From ec937c0c1c7830465404ddc8d0edcbf3b5a4ff3f Mon Sep 17 00:00:00 2001
From: Dave Amiana <amianism25@gmail.com>
Date: Sat, 18 May 2024 22:22:12 +0800
Subject: [PATCH] removed py script

---
 matmul/Makefile           |  2 +-
 matmul/gflops.py          | 17 -----------------
 matmul/include/matmul.hpp |  5 +++--
 matmul/include/utils.hpp  | 10 ++++------
 matmul/src/main.cxx       |  4 ++--
 5 files changed, 10 insertions(+), 28 deletions(-)
 delete mode 100644 matmul/gflops.py
diff --git a/matmul/Makefile b/matmul/Makefile
index ff4c965..24f5770 100644
--- a/matmul/Makefile
+++ b/matmul/Makefile
@@ -4,7 +4,7 @@ BUILD_DIR := build
 CXX := g++
 
 # Compiler flags
-CXXFLAGS := -O0 -Wall -Wextra -pedantic -std=c++17 -pthread -mfpu=neon
+CXXFLAGS := -O3 -Wall -Wextra -pedantic -Xclang -std=c++17 -pthread -mfpu=neon -ffast-math
 
 # Source files
 SRCS := $(wildcard src/*.cxx)
diff --git a/matmul/gflops.py b/matmul/gflops.py
deleted file mode 100644
index 85b88ab..0000000
--- a/matmul/gflops.py
+++ /dev/null
@@ -1,17 +0,0 @@
-def gflops(n: int, time: int) -> float:
-    return (2*n**3/(time*1e-9))/(1e9)  # 2n^3 flops / time (in ns) in GFLOPS
-
-
-if __name__ == '__main__':
-    n = 1024
-    bench: dict = {
-        'iterative': 84_804_104,
-        'loop_reorder': 77_021_354,
-        'blocked': 1_201_245_771,
-        'threaded_gemm': 464_923_229,
-        'neon': 478_612_646,
-        'neon_threaded': 646_018_875,
-    }
-    print(f'GFLOPS for {n}x{n} matrix multiplication')
-    for name, time in bench.items():
-        print(f'{name}: {gflops(n, time):.6f} GFLOPS')
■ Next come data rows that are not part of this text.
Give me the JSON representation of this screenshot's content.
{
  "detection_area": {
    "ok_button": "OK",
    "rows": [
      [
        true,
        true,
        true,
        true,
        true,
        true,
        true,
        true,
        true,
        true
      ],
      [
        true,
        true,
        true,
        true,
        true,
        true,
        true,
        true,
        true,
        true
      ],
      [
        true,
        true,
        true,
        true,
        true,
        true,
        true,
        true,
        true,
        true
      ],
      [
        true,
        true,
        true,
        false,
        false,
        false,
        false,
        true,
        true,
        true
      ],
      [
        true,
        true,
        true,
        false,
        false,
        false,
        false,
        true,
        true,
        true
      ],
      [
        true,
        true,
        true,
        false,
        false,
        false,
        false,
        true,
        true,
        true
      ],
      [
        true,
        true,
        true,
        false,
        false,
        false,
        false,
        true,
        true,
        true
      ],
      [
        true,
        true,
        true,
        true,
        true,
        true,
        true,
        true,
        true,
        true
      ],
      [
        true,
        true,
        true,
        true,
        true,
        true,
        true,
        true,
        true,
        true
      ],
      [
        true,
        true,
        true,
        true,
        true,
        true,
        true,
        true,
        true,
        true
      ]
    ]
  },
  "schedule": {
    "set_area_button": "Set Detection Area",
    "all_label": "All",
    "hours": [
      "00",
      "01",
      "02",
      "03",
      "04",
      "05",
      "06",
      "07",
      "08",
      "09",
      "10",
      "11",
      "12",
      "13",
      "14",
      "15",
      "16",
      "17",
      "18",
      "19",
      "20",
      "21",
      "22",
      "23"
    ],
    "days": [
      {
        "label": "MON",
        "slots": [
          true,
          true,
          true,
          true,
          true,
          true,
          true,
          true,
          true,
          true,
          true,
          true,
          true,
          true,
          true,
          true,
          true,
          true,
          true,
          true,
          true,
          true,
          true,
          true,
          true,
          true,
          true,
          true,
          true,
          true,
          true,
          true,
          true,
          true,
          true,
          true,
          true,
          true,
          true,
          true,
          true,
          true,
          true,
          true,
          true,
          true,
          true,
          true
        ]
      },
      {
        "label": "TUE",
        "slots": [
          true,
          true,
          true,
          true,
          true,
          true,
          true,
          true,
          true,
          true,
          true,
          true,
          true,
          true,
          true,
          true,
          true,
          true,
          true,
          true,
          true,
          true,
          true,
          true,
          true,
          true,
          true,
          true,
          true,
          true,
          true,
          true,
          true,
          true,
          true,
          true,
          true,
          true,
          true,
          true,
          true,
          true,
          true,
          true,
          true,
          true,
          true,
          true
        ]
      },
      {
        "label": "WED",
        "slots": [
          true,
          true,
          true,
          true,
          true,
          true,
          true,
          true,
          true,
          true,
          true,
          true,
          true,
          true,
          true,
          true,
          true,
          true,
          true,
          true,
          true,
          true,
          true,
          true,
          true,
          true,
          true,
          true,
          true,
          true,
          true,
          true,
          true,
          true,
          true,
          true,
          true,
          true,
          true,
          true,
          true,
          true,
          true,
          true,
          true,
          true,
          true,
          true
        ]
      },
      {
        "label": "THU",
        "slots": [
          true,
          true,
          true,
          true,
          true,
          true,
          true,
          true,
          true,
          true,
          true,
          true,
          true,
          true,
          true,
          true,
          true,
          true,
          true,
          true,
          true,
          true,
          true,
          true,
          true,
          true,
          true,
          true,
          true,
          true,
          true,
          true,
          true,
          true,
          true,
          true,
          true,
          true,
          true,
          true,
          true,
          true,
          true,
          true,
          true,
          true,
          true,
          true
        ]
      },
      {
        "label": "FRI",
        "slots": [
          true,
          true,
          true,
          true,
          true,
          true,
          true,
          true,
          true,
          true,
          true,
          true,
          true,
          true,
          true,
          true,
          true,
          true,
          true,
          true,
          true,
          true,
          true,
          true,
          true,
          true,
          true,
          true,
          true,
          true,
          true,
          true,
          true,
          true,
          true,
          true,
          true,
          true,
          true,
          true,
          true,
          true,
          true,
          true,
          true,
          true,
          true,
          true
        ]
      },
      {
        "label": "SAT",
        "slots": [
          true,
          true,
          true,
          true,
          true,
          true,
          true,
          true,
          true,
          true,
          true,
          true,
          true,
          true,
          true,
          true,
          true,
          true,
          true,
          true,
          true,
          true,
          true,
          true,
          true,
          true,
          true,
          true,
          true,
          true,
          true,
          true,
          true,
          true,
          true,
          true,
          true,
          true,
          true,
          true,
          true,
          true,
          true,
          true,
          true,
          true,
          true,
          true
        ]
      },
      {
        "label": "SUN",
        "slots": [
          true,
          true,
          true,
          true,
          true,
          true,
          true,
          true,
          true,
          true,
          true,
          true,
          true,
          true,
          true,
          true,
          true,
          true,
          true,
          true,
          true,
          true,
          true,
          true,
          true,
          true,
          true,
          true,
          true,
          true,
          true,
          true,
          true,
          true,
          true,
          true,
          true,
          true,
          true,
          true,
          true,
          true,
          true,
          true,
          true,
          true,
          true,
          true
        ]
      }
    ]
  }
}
diff --git a/matmul/include/matmul.hpp b/matmul/include/matmul.hpp
index 768ac61..895ff4b 100644
--- a/matmul/include/matmul.hpp
+++ b/matmul/include/matmul.hpp
@@ -3,11 +3,9 @@
 
 #include "../include/matmul.hpp"
 #include "../include/matrix.hpp"
-#include "../include/utils.hpp"
 
 #include <algorithm>
 #include <future>
-#include <memory>
 #include <thread>
 #include <type_traits>
 
@@ -24,6 +22,7 @@ auto iterative(const Matrix<T, M, N> &t_lhs,
   Matrix<T, M, N> result;
 
   for (std::size_t i = 0; i < M; ++i) {
+#pragma clang loop vectorize(enable)
     for (std::size_t j = 0; j < N; ++j) {
       T sum = 0;
       for (std::size_t k = 0; k < N; ++k) {
@@ -43,6 +42,7 @@ auto loop_reorder(const Matrix<T, M, N> &t_lhs,
 
   for (std::size_t i = 0; i < M; ++i) {
     for (std::size_t j = 0; j < N; ++j) {
+#pragma clang loop vectorize(enable)
       for (std::size_t k = 0; k < N; ++k) {
         result(i, k) += t_lhs(i, j) * t_rhs(j, k);
       }
@@ -61,6 +61,7 @@ auto gemm(const Matrix<T, N, M> &t_lhs,
   // Loop over the blocks
   for (std::size_t i = 0; i < N; i += block_size) {
     for (std::size_t j = 0; j < N; j += block_size) {
+#pragma clang loop vectorize(enable)
       for (std::size_t k = 0; k < N; k += block_size) {
         // Multiply the blocks
         for (std::size_t ii = i; ii < std::min(i + block_size, N); ++ii) {
diff --git a/matmul/include/utils.hpp b/matmul/include/utils.hpp
index d28a201..833c138 100644
--- a/matmul/include/utils.hpp
+++ b/matmul/include/utils.hpp
@@ -23,12 +23,10 @@ class Timer {
         std::chrono::duration_cast<std::chrono::nanoseconds>(end_time -
                                                              start_time)
             .count();
-    const auto mean_duration = total_duration / m_iterations;
-    const float gflops =
-        (2 * 1024 * 1024 * 1024 / mean_duration / 1'000'000'000);
-    std::cout << "mean elapsed time took: " << mean_duration << " or " << gflops
-              << "GFlops"
-              << " ns for " << m_name << std::endl;
+    const double mean_duration = total_duration / m_iterations;
+    const double gflops = (2147483648 / mean_duration);
+    std::cout << "mean elapsed time took: " << mean_duration << " ns for "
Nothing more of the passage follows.